Das ist wieder ein bemerkenswertes Paper in mehrerer Hinsicht. Zunächst zur Einordnung: Es stammt aus dem Leibnitz-Institut für Deutsche Sprache, einer gemeinsam vom Bund und den Bundesländern getragenen zentralen wissenschaftlichen Einrichtung zur Dokumentation und Erforschung der deutschen Sprache. Die Arbeit ist über den Link, den Jannis mitgeliefert hat, im Volltext verfügbar. 

Die Erstautorin leitet die Abteilung "Lexik empirisch und digital" in der Abteilung "Lexik". Wenn es um gendergerechte Sprache geht, hat sie sich in Presseinterviews mehrfach gegen die Praxis des generischen Maskulinums ausgesprochen.

Jetzt zum Paper: Was haben die Autoren berichtet?
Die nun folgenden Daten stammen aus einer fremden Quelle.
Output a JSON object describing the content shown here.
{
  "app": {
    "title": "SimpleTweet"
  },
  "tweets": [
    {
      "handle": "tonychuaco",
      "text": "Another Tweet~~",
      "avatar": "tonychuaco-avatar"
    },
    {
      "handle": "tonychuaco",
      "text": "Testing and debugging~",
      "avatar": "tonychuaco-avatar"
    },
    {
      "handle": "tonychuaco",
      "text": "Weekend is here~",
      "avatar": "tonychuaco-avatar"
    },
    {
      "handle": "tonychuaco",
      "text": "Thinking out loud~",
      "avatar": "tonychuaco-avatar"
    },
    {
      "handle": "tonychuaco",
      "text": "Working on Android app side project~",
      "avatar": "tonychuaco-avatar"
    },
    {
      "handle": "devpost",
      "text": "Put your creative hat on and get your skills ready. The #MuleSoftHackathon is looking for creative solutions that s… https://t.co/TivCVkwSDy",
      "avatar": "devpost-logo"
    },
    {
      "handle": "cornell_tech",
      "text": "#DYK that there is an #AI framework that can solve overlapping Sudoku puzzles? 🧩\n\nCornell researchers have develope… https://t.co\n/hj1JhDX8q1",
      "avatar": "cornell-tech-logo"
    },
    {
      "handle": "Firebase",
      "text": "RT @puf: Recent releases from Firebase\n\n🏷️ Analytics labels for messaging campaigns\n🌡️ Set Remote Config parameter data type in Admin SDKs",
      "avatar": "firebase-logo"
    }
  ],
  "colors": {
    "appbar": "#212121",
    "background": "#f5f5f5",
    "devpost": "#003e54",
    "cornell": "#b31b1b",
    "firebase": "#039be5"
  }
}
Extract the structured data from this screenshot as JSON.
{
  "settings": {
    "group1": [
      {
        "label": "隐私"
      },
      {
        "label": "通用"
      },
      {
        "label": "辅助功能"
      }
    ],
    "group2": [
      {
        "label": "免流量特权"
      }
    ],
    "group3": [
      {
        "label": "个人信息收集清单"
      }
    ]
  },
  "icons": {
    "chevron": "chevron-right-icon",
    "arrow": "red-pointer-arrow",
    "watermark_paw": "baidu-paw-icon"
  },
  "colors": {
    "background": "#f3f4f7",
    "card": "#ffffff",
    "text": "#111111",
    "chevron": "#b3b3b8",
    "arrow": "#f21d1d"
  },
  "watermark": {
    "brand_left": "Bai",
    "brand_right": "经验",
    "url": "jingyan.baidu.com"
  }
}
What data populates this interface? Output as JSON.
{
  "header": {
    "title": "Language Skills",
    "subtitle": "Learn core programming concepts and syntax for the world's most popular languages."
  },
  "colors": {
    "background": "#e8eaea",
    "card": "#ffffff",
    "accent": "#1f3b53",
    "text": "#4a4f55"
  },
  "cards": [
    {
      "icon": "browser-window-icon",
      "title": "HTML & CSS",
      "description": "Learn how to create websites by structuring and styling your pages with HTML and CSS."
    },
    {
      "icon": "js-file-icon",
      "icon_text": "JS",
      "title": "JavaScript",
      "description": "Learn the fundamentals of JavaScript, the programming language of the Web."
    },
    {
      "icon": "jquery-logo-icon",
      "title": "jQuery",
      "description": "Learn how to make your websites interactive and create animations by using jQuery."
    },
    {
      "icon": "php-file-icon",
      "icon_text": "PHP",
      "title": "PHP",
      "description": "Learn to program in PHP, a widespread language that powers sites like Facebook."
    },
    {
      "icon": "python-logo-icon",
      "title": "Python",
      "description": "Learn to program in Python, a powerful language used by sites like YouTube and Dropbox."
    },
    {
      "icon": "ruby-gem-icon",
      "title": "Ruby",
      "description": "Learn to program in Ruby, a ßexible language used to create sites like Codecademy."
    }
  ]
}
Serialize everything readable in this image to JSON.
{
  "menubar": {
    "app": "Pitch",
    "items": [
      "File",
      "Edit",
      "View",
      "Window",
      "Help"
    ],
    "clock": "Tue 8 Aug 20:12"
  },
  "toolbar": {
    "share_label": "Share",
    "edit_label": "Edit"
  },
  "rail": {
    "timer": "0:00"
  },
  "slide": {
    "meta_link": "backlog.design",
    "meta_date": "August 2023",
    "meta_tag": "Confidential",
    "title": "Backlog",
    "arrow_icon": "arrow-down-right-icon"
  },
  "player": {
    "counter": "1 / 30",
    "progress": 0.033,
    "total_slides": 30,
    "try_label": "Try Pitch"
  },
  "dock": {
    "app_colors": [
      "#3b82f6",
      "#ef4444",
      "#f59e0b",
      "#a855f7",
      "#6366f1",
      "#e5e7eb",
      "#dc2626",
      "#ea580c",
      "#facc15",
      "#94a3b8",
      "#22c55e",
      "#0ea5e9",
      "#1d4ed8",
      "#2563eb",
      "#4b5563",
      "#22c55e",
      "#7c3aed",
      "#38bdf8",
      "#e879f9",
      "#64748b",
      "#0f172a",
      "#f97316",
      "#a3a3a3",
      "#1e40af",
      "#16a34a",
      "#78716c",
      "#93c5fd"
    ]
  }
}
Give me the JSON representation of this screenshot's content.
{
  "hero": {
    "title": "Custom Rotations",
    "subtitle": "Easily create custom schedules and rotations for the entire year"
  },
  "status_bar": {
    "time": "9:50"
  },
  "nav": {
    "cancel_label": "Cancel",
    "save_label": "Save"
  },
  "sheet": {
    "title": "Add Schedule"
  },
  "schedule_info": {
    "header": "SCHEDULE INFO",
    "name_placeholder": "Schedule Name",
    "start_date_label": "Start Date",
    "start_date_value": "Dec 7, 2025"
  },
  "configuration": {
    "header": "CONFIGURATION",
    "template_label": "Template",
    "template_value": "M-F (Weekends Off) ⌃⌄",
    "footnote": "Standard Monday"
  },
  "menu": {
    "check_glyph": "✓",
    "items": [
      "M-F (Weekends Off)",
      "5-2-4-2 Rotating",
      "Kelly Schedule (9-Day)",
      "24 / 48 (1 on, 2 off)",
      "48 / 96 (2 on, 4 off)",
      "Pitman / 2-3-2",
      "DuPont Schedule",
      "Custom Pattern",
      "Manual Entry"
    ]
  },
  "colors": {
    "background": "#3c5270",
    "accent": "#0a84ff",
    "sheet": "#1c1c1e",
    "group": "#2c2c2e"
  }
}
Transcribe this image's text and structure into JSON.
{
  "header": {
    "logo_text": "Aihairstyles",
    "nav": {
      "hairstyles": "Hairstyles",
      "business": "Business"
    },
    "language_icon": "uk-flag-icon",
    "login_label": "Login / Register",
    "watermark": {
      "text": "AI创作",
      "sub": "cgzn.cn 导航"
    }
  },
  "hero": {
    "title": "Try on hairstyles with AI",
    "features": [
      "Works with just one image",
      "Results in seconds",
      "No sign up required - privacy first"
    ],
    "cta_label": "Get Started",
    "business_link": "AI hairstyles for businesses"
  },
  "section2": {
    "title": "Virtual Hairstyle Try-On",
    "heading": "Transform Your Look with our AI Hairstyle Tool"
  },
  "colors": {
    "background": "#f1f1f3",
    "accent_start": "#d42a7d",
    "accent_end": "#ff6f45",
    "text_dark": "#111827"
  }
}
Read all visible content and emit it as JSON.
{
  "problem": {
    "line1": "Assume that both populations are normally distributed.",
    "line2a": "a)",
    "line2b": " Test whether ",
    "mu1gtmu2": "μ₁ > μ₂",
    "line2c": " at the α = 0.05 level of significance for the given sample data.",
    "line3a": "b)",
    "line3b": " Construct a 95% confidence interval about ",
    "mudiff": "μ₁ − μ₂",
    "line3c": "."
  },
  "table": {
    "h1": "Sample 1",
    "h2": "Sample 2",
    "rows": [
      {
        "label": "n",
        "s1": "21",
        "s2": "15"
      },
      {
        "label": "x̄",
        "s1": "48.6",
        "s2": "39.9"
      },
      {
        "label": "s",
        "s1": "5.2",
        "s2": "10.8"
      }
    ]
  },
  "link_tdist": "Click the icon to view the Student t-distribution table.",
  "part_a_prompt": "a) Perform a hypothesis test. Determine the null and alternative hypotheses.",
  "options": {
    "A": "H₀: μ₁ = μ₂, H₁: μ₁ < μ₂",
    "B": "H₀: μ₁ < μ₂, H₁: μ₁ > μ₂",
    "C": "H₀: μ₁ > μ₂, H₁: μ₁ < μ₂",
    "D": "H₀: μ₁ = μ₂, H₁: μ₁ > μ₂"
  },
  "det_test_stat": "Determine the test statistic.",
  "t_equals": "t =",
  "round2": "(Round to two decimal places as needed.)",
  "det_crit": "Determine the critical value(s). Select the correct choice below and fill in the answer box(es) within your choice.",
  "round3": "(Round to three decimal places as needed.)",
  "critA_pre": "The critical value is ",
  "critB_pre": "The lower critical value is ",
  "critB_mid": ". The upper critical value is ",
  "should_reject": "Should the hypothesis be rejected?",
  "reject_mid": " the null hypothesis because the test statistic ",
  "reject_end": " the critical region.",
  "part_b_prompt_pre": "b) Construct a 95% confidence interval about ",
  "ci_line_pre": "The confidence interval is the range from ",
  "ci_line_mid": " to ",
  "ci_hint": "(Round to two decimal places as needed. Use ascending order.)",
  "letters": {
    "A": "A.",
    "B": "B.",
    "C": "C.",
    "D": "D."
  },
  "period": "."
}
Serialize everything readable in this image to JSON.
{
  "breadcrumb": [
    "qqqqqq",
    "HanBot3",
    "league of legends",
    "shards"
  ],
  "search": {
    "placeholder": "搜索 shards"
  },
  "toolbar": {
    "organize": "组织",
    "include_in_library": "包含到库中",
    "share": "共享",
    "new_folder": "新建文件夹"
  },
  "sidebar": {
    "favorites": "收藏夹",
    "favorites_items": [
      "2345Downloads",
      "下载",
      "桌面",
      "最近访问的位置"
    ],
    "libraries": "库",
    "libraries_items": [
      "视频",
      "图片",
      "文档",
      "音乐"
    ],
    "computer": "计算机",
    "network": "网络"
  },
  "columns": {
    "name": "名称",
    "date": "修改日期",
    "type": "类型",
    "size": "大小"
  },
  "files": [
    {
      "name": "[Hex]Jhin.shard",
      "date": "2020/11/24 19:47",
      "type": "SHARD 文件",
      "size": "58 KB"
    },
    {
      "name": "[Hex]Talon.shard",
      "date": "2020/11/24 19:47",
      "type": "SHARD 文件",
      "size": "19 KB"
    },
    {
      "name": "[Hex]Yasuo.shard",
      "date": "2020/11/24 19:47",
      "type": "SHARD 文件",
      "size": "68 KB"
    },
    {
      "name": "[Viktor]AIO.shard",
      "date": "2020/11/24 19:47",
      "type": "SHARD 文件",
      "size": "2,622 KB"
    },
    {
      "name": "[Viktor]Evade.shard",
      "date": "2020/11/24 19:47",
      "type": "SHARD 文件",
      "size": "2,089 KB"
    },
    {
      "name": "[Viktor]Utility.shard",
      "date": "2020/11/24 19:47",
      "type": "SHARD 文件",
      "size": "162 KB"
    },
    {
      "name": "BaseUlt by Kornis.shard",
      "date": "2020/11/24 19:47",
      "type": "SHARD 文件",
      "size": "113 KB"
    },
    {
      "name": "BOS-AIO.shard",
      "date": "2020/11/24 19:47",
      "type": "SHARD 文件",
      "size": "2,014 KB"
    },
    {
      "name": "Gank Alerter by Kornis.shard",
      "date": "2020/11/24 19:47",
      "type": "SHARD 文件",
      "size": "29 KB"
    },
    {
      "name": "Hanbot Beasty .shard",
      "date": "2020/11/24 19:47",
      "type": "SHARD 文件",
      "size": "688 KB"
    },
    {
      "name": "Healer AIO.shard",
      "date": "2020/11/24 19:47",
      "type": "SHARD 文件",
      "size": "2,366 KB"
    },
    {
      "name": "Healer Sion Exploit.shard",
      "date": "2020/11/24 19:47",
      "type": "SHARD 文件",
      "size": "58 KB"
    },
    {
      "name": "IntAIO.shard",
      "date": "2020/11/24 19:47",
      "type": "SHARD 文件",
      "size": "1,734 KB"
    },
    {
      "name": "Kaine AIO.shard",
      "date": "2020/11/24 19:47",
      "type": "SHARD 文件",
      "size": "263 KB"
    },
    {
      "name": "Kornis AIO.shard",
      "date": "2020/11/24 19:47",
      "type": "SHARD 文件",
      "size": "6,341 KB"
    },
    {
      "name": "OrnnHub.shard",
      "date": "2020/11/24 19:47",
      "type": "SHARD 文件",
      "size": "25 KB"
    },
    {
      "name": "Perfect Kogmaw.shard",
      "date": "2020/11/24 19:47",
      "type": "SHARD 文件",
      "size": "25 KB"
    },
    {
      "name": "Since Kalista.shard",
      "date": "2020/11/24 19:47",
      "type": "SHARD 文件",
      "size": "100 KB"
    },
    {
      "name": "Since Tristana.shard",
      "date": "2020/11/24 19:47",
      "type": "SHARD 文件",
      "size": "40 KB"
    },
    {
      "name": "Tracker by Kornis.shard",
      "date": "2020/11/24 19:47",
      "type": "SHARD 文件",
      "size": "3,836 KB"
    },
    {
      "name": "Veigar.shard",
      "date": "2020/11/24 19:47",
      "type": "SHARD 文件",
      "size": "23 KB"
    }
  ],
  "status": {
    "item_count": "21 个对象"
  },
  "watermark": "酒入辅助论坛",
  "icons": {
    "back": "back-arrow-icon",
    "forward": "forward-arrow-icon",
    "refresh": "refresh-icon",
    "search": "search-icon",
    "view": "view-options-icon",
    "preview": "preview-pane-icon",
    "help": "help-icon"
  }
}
Zitat: "In unserer korpuslinguistischen Studie haben wir deutsche Pressetexte manuell annotiert, um die Teile zu identifizieren, die geändert werden müssten. Unsere Ergebnisse zeigen, dass im Durchschnitt weniger als 1% aller Tokens von geschlechtergerechter Sprache betroffen wären."

"Tokens" sind in diesem Zusammenhang Worte. Ist das unerwartet?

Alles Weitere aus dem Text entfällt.